Berlin. Großbritannien soll auf dem Dach seiner Botschaft in Berlin einem Zeitungsbericht zufolge einen Horchposten betreiben. Auf dem Gebäude befinde sich ein zylinderförmiger Aufbau, der einer Abhörstation ähnlich sehe, berichtete der "Independent" unter Berufung auf Dokumente Snowdens. Der Geheimdienst GCHQ betreibe ein ganzes Netz solcher elektronischer Horchposten in seinen Botschaften weltweit.

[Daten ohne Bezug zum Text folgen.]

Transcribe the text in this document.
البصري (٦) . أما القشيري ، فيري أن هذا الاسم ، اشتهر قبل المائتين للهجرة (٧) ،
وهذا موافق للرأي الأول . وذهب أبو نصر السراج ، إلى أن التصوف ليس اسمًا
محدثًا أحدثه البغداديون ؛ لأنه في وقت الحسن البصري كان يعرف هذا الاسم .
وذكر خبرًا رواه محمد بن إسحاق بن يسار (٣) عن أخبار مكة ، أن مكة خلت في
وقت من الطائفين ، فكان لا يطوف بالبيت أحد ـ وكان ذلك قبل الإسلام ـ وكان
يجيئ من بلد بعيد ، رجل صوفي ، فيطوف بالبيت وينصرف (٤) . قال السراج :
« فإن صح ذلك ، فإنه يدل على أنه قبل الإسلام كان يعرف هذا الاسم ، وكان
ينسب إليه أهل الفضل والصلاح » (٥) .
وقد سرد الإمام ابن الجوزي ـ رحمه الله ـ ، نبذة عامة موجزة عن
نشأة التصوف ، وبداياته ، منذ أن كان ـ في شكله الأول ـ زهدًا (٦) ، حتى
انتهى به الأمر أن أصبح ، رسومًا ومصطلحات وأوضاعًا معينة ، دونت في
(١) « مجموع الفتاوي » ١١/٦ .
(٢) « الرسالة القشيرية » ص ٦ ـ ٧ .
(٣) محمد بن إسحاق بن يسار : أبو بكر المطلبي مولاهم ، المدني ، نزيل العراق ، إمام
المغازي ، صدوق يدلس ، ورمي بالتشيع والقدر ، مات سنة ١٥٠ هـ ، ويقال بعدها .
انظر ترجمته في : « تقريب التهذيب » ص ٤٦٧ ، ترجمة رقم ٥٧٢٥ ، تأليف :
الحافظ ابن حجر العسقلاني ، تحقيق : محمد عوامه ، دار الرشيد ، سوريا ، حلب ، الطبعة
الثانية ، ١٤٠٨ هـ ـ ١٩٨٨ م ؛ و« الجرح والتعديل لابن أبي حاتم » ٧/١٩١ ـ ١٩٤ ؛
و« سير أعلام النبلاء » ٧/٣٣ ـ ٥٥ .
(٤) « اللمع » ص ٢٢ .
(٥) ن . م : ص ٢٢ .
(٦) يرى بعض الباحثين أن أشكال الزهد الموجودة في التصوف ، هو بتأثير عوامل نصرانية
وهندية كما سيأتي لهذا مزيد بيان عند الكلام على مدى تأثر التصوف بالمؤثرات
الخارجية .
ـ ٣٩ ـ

Die Botschaft selbst wollte den Bericht weder bestätigen noch dementieren. "Ich kann zu geheimdienstlichen Aktivitäten keine Auskunft geben", sagte eine Mitarbeiterin am Dienstag in Berlin.

Deutsche verlangen Konsequenzen
Innenpolitiker der regierenden Christdemokraten verlangten am Dienstag Konsequenzen. Wolfgang Bosbach (CDU) forderte ein No-Spy-Abkommen mit den Briten, wie es Deutschland bereits mit den USA anstrebt. Sein CSU-Kollege Hans-Peter Uhl dagegen äußerte sich skeptisch. "Man kann viele Verträge mit Verbündeten schließen, auch mit Großbritannien", sagte er dem "Tagesspiegel" (Mittwochausgabe). Was die Vereinbarungen allerdings wert seien, sei ungewiss.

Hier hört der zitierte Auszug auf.